BY Kevin ScottPublished Apr 5, 2013

4
Unlike the sort of gourmet delicacies being prepared in kitchens by the masters at the forefront of its story, The Chef serves up a rather pedestrian and formulaic dish; one peppered with a few intermittent laughs but lacking any real flavour or sustenance. As such, it's tantamount to cinematic macaroni and cheese, going down with relative ease but remaining infinitely harder to digest.

Jacky Bonnot (Michael Youn) is a chef who lives and dies by his impossibly high standards of excellence, having been fired from job after job due to his outlandish demands from the types of bars and restaurants that have no need for his kind of haute cuisine.

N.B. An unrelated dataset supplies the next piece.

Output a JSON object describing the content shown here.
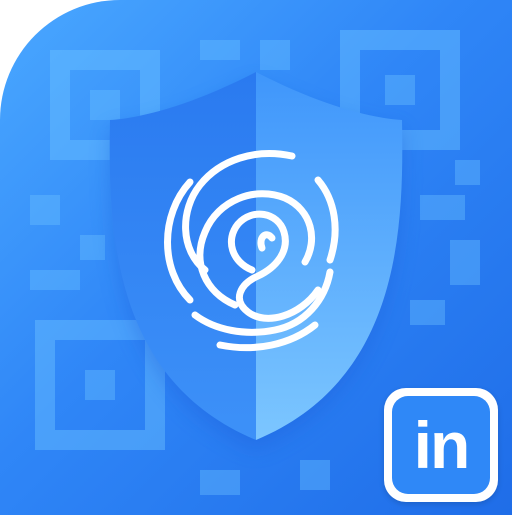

In an attempt to support his pregnant girlfriend (Raphaelle Agogué), he takes a job painting at a seniors' home as a stopgap, and before long, he is knocking on the window of the kitchen and teaching the inexperienced cooks how to properly prepare cod.

Meanwhile, renowned chef Alexandre Lagarde (Jean Reno) is in the midst of a mutiny. He refuses to bow down to the group that owns his restaurant, including its conniving leader, Stanislas Matter (Julien Boisselier), who wants to overhaul the place, luring away all of Alexandre's top assistants in the process. This is when he and Jacky cross paths and, while learning of Jacky's impressive acumen and reverence for all of Alexandre's old recipes, the two attempt to create a Spring Menu that will keep the business afloat.

The plot shows little regard for subtlety, attempting to compensate for how anaemic it is with the inclusion of needless threads and characters, like Alexandre's scholarly daughter Amandine (Salomé Stévenin), who he is seemingly neglecting as she prepares to defend her thesis. Another useless complication proves that it is difficult to convince any audience that a relationship is truly in trouble when she is carrying his baby and becomes mildly upset by his relatively understandable actions.

That's not to say there aren't some moments of levity to be found in the performances and the dialogue, especially in the dynamic between Youn and Reno, such as the apprentice's insistence that the master is stuck in a "sauce rut." These are undermined; however, by a villain that might as well be twisting a moustache and a truly unfortunate set-piece that sees the two chefs dress in kabuki attire in an attempt to surreptitiously borrow some ideas from a rival restaurant.